Sıcak havaların yaşandığı şu günlerde su alerjisine dikkat edilmesi gerektiği belirtildi.
Günlük hayatta adını çoğu kişinin duymadığı su alerjisi; kişinin suyla teması sonrasında adına halk arasında kurdeşen (ürtiker) denilen ciltte meydana gelen yanma, kaşıntı, kızarıklık, şişkinlik ve döküntü şeklinde ortaya çıkıyor.
Alerji Uzmanı Prof.Dr. Yonca Tabak, sağlık açısından vazgeçilmez bir kaynak olan su ve suya alerjisi olanlarla ilgili önemli açıklamalarda bulunurken “Deniz ve çeşme suyu dışında, kişinin teri ve hatta gözyaşı bile ciltte kurdeşene (ürtikere) benzeyen döküntü oluşturabiliyor. Hastanın suyla teması sonrasında canını yakacak boyutlarda yanma ve kaşıntı söz konusudur. Bu sıkıntılı durum kişinin alerjiye olan duyarlılığına bağlı 10 dakika ile iki saat arasında sürebilmektedir” dedi.
Tabak, suyun sıcaklığının ya da soğukluğunun su alerjisinin vücuda etki derecesinde fark oluşturmadığını, su alerjisinin yanma ve kaşıntı gibi durumlarla birlikte genellikle göğüs ve bacakların üst kısmında 2-3 mm çapında kabarmaların meydana geldiğini ifade ederek, su alerjisinden en çok kadınların etkilendiğini söyledi.
Prof.Dr.

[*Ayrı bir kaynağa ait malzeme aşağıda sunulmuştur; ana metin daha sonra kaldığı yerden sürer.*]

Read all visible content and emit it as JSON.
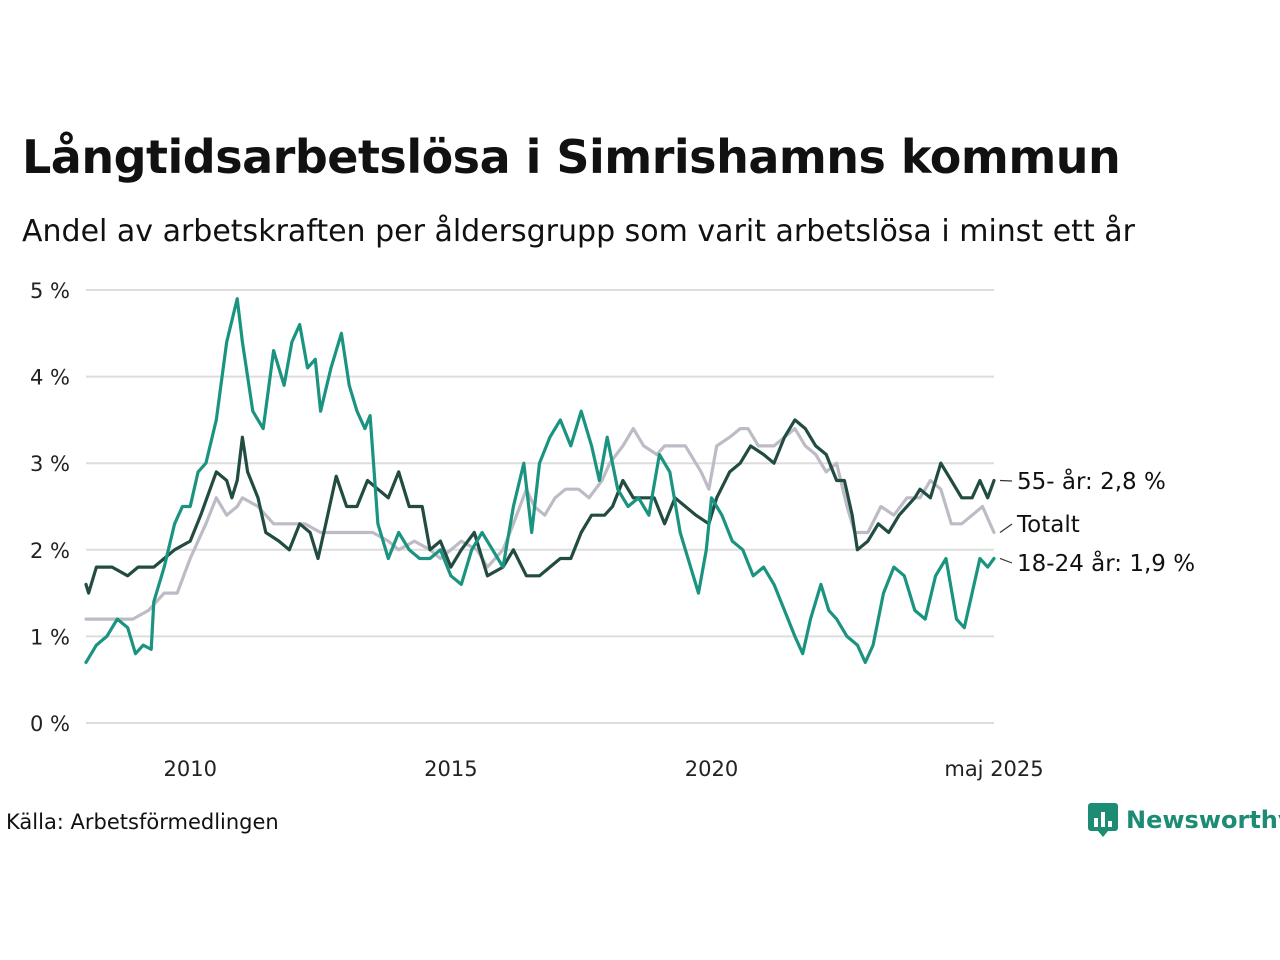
{
  "title": "Långtidsarbetslösa i Simrishamns kommun",
  "subtitle": "Andel av arbetskraften per åldersgrupp som varit arbetslösa i minst ett år",
  "source": "Källa: Arbetsförmedlingen",
  "brand": {
    "name": "Newsworthy",
    "icon": "newsworthy-chart-bubble-icon"
  },
  "colors": {
    "total": "#bdbcc6",
    "age_55": "#224b41",
    "age_18_24": "#1a9480",
    "grid": "#dddddd",
    "brand": "#1d8c74"
  },
  "chart_data": {
    "type": "line",
    "grid": true,
    "ylim": [
      0,
      5
    ],
    "xlim": [
      2008.0,
      2025.42
    ],
    "y_ticks": [
      {
        "value": 0,
        "label": "0 %"
      },
      {
        "value": 1,
        "label": "1 %"
      },
      {
        "value": 2,
        "label": "2 %"
      },
      {
        "value": 3,
        "label": "3 %"
      },
      {
        "value": 4,
        "label": "4 %"
      },
      {
        "value": 5,
        "label": "5 %"
      }
    ],
    "x_ticks": [
      {
        "value": 2010,
        "label": "2010"
      },
      {
        "value": 2015,
        "label": "2015"
      },
      {
        "value": 2020,
        "label": "2020"
      },
      {
        "value": 2025.42,
        "label": "maj 2025"
      }
    ],
    "series": [
      {
        "key": "total",
        "name": "Totalt",
        "label": "Totalt",
        "points": [
          [
            2008.0,
            1.2
          ],
          [
            2008.5,
            1.2
          ],
          [
            2008.9,
            1.2
          ],
          [
            2009.2,
            1.3
          ],
          [
            2009.5,
            1.5
          ],
          [
            2009.75,
            1.5
          ],
          [
            2010.0,
            1.9
          ],
          [
            2010.3,
            2.3
          ],
          [
            2010.5,
            2.6
          ],
          [
            2010.7,
            2.4
          ],
          [
            2010.9,
            2.5
          ],
          [
            2011.0,
            2.6
          ],
          [
            2011.3,
            2.5
          ],
          [
            2011.6,
            2.3
          ],
          [
            2011.9,
            2.3
          ],
          [
            2012.2,
            2.3
          ],
          [
            2012.5,
            2.2
          ],
          [
            2012.8,
            2.2
          ],
          [
            2013.1,
            2.2
          ],
          [
            2013.5,
            2.2
          ],
          [
            2013.8,
            2.1
          ],
          [
            2014.0,
            2.0
          ],
          [
            2014.3,
            2.1
          ],
          [
            2014.6,
            2.0
          ],
          [
            2014.8,
            1.9
          ],
          [
            2015.0,
            2.0
          ],
          [
            2015.2,
            2.1
          ],
          [
            2015.5,
            2.0
          ],
          [
            2015.7,
            1.8
          ],
          [
            2016.0,
            2.0
          ],
          [
            2016.2,
            2.3
          ],
          [
            2016.45,
            2.7
          ],
          [
            2016.6,
            2.5
          ],
          [
            2016.8,
            2.4
          ],
          [
            2017.0,
            2.6
          ],
          [
            2017.2,
            2.7
          ],
          [
            2017.45,
            2.7
          ],
          [
            2017.65,
            2.6
          ],
          [
            2017.9,
            2.8
          ],
          [
            2018.05,
            3.0
          ],
          [
            2018.3,
            3.2
          ],
          [
            2018.5,
            3.4
          ],
          [
            2018.7,
            3.2
          ],
          [
            2018.95,
            3.1
          ],
          [
            2019.1,
            3.2
          ],
          [
            2019.3,
            3.2
          ],
          [
            2019.5,
            3.2
          ],
          [
            2019.8,
            2.9
          ],
          [
            2019.95,
            2.7
          ],
          [
            2020.1,
            3.2
          ],
          [
            2020.35,
            3.3
          ],
          [
            2020.55,
            3.4
          ],
          [
            2020.7,
            3.4
          ],
          [
            2020.9,
            3.2
          ],
          [
            2021.2,
            3.2
          ],
          [
            2021.4,
            3.3
          ],
          [
            2021.6,
            3.4
          ],
          [
            2021.8,
            3.2
          ],
          [
            2022.0,
            3.1
          ],
          [
            2022.2,
            2.9
          ],
          [
            2022.4,
            3.0
          ],
          [
            2022.6,
            2.5
          ],
          [
            2022.75,
            2.2
          ],
          [
            2023.0,
            2.2
          ],
          [
            2023.25,
            2.5
          ],
          [
            2023.5,
            2.4
          ],
          [
            2023.75,
            2.6
          ],
          [
            2024.0,
            2.6
          ],
          [
            2024.2,
            2.8
          ],
          [
            2024.4,
            2.7
          ],
          [
            2024.6,
            2.3
          ],
          [
            2024.8,
            2.3
          ],
          [
            2025.0,
            2.4
          ],
          [
            2025.2,
            2.5
          ],
          [
            2025.42,
            2.2
          ]
        ]
      },
      {
        "key": "age_55",
        "name": "55- år",
        "label": "55- år: 2,8 %",
        "points": [
          [
            2008.0,
            1.6
          ],
          [
            2008.05,
            1.5
          ],
          [
            2008.2,
            1.8
          ],
          [
            2008.5,
            1.8
          ],
          [
            2008.8,
            1.7
          ],
          [
            2009.0,
            1.8
          ],
          [
            2009.3,
            1.8
          ],
          [
            2009.5,
            1.9
          ],
          [
            2009.7,
            2.0
          ],
          [
            2010.0,
            2.1
          ],
          [
            2010.2,
            2.4
          ],
          [
            2010.5,
            2.9
          ],
          [
            2010.7,
            2.8
          ],
          [
            2010.8,
            2.6
          ],
          [
            2010.9,
            2.8
          ],
          [
            2011.0,
            3.3
          ],
          [
            2011.1,
            2.9
          ],
          [
            2011.3,
            2.6
          ],
          [
            2011.45,
            2.2
          ],
          [
            2011.7,
            2.1
          ],
          [
            2011.9,
            2.0
          ],
          [
            2012.1,
            2.3
          ],
          [
            2012.3,
            2.2
          ],
          [
            2012.45,
            1.9
          ],
          [
            2012.6,
            2.3
          ],
          [
            2012.8,
            2.85
          ],
          [
            2013.0,
            2.5
          ],
          [
            2013.2,
            2.5
          ],
          [
            2013.4,
            2.8
          ],
          [
            2013.6,
            2.7
          ],
          [
            2013.8,
            2.6
          ],
          [
            2014.0,
            2.9
          ],
          [
            2014.2,
            2.5
          ],
          [
            2014.45,
            2.5
          ],
          [
            2014.6,
            2.0
          ],
          [
            2014.8,
            2.1
          ],
          [
            2015.0,
            1.8
          ],
          [
            2015.2,
            2.0
          ],
          [
            2015.45,
            2.2
          ],
          [
            2015.7,
            1.7
          ],
          [
            2016.0,
            1.8
          ],
          [
            2016.2,
            2.0
          ],
          [
            2016.45,
            1.7
          ],
          [
            2016.7,
            1.7
          ],
          [
            2016.9,
            1.8
          ],
          [
            2017.1,
            1.9
          ],
          [
            2017.3,
            1.9
          ],
          [
            2017.5,
            2.2
          ],
          [
            2017.7,
            2.4
          ],
          [
            2017.95,
            2.4
          ],
          [
            2018.1,
            2.5
          ],
          [
            2018.3,
            2.8
          ],
          [
            2018.5,
            2.6
          ],
          [
            2018.7,
            2.6
          ],
          [
            2018.9,
            2.6
          ],
          [
            2019.1,
            2.3
          ],
          [
            2019.3,
            2.6
          ],
          [
            2019.5,
            2.5
          ],
          [
            2019.7,
            2.4
          ],
          [
            2019.95,
            2.3
          ],
          [
            2020.1,
            2.6
          ],
          [
            2020.35,
            2.9
          ],
          [
            2020.55,
            3.0
          ],
          [
            2020.75,
            3.2
          ],
          [
            2021.0,
            3.1
          ],
          [
            2021.2,
            3.0
          ],
          [
            2021.4,
            3.3
          ],
          [
            2021.6,
            3.5
          ],
          [
            2021.8,
            3.4
          ],
          [
            2022.0,
            3.2
          ],
          [
            2022.2,
            3.1
          ],
          [
            2022.4,
            2.8
          ],
          [
            2022.55,
            2.8
          ],
          [
            2022.7,
            2.4
          ],
          [
            2022.8,
            2.0
          ],
          [
            2023.0,
            2.1
          ],
          [
            2023.2,
            2.3
          ],
          [
            2023.4,
            2.2
          ],
          [
            2023.6,
            2.4
          ],
          [
            2023.9,
            2.6
          ],
          [
            2024.0,
            2.7
          ],
          [
            2024.2,
            2.6
          ],
          [
            2024.4,
            3.0
          ],
          [
            2024.6,
            2.8
          ],
          [
            2024.8,
            2.6
          ],
          [
            2025.0,
            2.6
          ],
          [
            2025.15,
            2.8
          ],
          [
            2025.3,
            2.6
          ],
          [
            2025.42,
            2.8
          ]
        ]
      },
      {
        "key": "age_18_24",
        "name": "18-24 år",
        "label": "18-24 år: 1,9 %",
        "points": [
          [
            2008.0,
            0.7
          ],
          [
            2008.2,
            0.9
          ],
          [
            2008.4,
            1.0
          ],
          [
            2008.6,
            1.2
          ],
          [
            2008.8,
            1.1
          ],
          [
            2008.95,
            0.8
          ],
          [
            2009.1,
            0.9
          ],
          [
            2009.25,
            0.85
          ],
          [
            2009.3,
            1.4
          ],
          [
            2009.5,
            1.8
          ],
          [
            2009.7,
            2.3
          ],
          [
            2009.85,
            2.5
          ],
          [
            2010.0,
            2.5
          ],
          [
            2010.15,
            2.9
          ],
          [
            2010.3,
            3.0
          ],
          [
            2010.5,
            3.5
          ],
          [
            2010.7,
            4.4
          ],
          [
            2010.9,
            4.9
          ],
          [
            2011.0,
            4.4
          ],
          [
            2011.2,
            3.6
          ],
          [
            2011.4,
            3.4
          ],
          [
            2011.6,
            4.3
          ],
          [
            2011.8,
            3.9
          ],
          [
            2011.95,
            4.4
          ],
          [
            2012.1,
            4.6
          ],
          [
            2012.25,
            4.1
          ],
          [
            2012.4,
            4.2
          ],
          [
            2012.5,
            3.6
          ],
          [
            2012.7,
            4.1
          ],
          [
            2012.9,
            4.5
          ],
          [
            2013.05,
            3.9
          ],
          [
            2013.2,
            3.6
          ],
          [
            2013.35,
            3.4
          ],
          [
            2013.45,
            3.55
          ],
          [
            2013.6,
            2.3
          ],
          [
            2013.8,
            1.9
          ],
          [
            2014.0,
            2.2
          ],
          [
            2014.2,
            2.0
          ],
          [
            2014.4,
            1.9
          ],
          [
            2014.6,
            1.9
          ],
          [
            2014.8,
            2.0
          ],
          [
            2015.0,
            1.7
          ],
          [
            2015.2,
            1.6
          ],
          [
            2015.4,
            2.0
          ],
          [
            2015.6,
            2.2
          ],
          [
            2015.8,
            2.0
          ],
          [
            2016.0,
            1.8
          ],
          [
            2016.2,
            2.5
          ],
          [
            2016.4,
            3.0
          ],
          [
            2016.55,
            2.2
          ],
          [
            2016.7,
            3.0
          ],
          [
            2016.9,
            3.3
          ],
          [
            2017.1,
            3.5
          ],
          [
            2017.3,
            3.2
          ],
          [
            2017.5,
            3.6
          ],
          [
            2017.7,
            3.2
          ],
          [
            2017.85,
            2.8
          ],
          [
            2018.0,
            3.3
          ],
          [
            2018.2,
            2.7
          ],
          [
            2018.4,
            2.5
          ],
          [
            2018.6,
            2.6
          ],
          [
            2018.8,
            2.4
          ],
          [
            2019.0,
            3.1
          ],
          [
            2019.2,
            2.9
          ],
          [
            2019.4,
            2.2
          ],
          [
            2019.6,
            1.8
          ],
          [
            2019.75,
            1.5
          ],
          [
            2019.9,
            2.0
          ],
          [
            2020.0,
            2.6
          ],
          [
            2020.2,
            2.4
          ],
          [
            2020.4,
            2.1
          ],
          [
            2020.6,
            2.0
          ],
          [
            2020.8,
            1.7
          ],
          [
            2021.0,
            1.8
          ],
          [
            2021.2,
            1.6
          ],
          [
            2021.4,
            1.3
          ],
          [
            2021.6,
            1.0
          ],
          [
            2021.75,
            0.8
          ],
          [
            2021.9,
            1.2
          ],
          [
            2022.1,
            1.6
          ],
          [
            2022.25,
            1.3
          ],
          [
            2022.4,
            1.2
          ],
          [
            2022.6,
            1.0
          ],
          [
            2022.8,
            0.9
          ],
          [
            2022.95,
            0.7
          ],
          [
            2023.1,
            0.9
          ],
          [
            2023.3,
            1.5
          ],
          [
            2023.5,
            1.8
          ],
          [
            2023.7,
            1.7
          ],
          [
            2023.9,
            1.3
          ],
          [
            2024.1,
            1.2
          ],
          [
            2024.3,
            1.7
          ],
          [
            2024.5,
            1.9
          ],
          [
            2024.7,
            1.2
          ],
          [
            2024.85,
            1.1
          ],
          [
            2025.0,
            1.5
          ],
          [
            2025.15,
            1.9
          ],
          [
            2025.3,
            1.8
          ],
          [
            2025.42,
            1.9
          ]
        ]
      }
    ]
  }
}
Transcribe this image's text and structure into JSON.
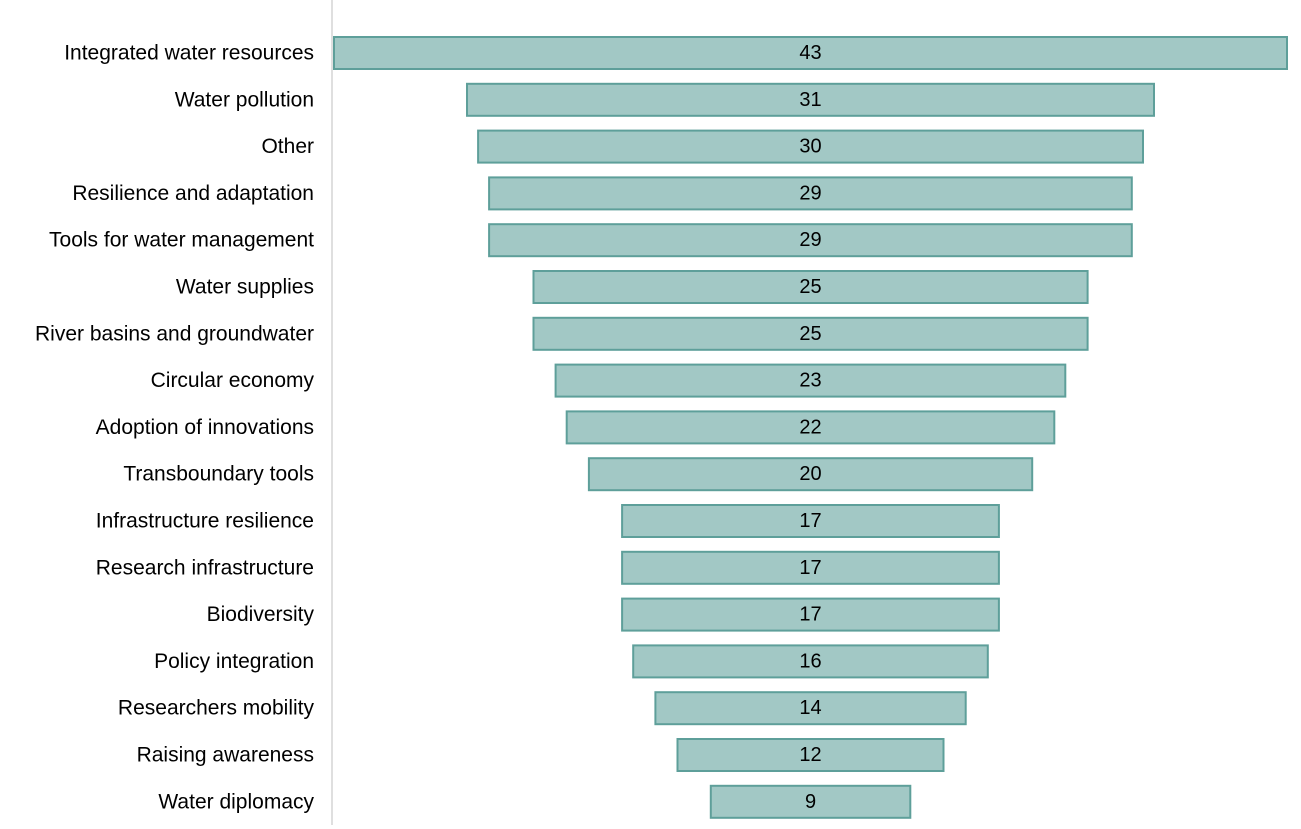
{
  "chart_data": {
    "type": "bar",
    "orientation": "horizontal",
    "alignment": "centered-funnel",
    "title": "",
    "xlabel": "",
    "ylabel": "",
    "xlim": [
      0,
      43
    ],
    "grid": false,
    "legend": "none",
    "bar_fill": "#a2c8c5",
    "bar_stroke": "#5e9f9a",
    "axis_color": "#bfbfbf",
    "categories": [
      "Integrated water resources",
      "Water pollution",
      "Other",
      "Resilience and adaptation",
      "Tools for water management",
      "Water supplies",
      "River basins and groundwater",
      "Circular economy",
      "Adoption of innovations",
      "Transboundary tools",
      "Infrastructure resilience",
      "Research infrastructure",
      "Biodiversity",
      "Policy integration",
      "Researchers mobility",
      "Raising awareness",
      "Water diplomacy"
    ],
    "values": [
      43,
      31,
      30,
      29,
      29,
      25,
      25,
      23,
      22,
      20,
      17,
      17,
      17,
      16,
      14,
      12,
      9
    ]
  }
}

Yonca Tabak, su alerjisi olan çok ağır hastalarda su içmeyle bile boğazda şişme gözlenebildiğine vurgu yaparak, söz konusu vakalarda temizlik amaçlı duş almanın, banyo yapmanın veya denize girmenin imkansız hale geldiğini ifade etti.
Alerji Uzmanı Prof.Dr. Yonca Tabak, halk arasında adı pek duyulmamış su alerjisinin gerekli önlemler alınmadığı ve doğru bir tedavi süreci uygulanmadığı takdirde sağlık açısından kalıcı kötü sonuçlar doğurabileceğine vurgu yaptı.
Prof.Dr. Tabak, kişilerin, su alerjisi olup olmadıklarını bilmeleri ve kendilerine doğru bir tedavi sürecinin uygulanabilmesi için mutlaka alanında uzman bir hekime danışıp ‘su testi’ yaptırmaları gerektiğini söyledi.
Ergenlik sırasında ortaya çıkan ve çocukları nadiren etkileyen bu alerjinin `su testi` yapılarak erkenden teşhisinin konulabildiğini anlatan Prof.Dr. Yonca Tabak, su alerjisine karşı alınabilecek önlemleri şöyle sıraladı:
"Kişi duştan ve denizden çıktıktan sonra kurulanma işlemini yüzde yüz pamuklu havlularla yapmalıdır. Cilde suyla temasını engelleyecek su geçirmeyen kremlerin veya doktor tavsiyeli ağızdan alınan koruyucu alerji ilaçları kullanılmalıdır. Duşta kalma süresi mümkün olduğunca kısa tutulmalıdır. Serin ve gölge alanlar tercih edilerek mümkün oldukça terlememeye özen gösterilmelidir. Uzun süre denizde kalınmamalıdır."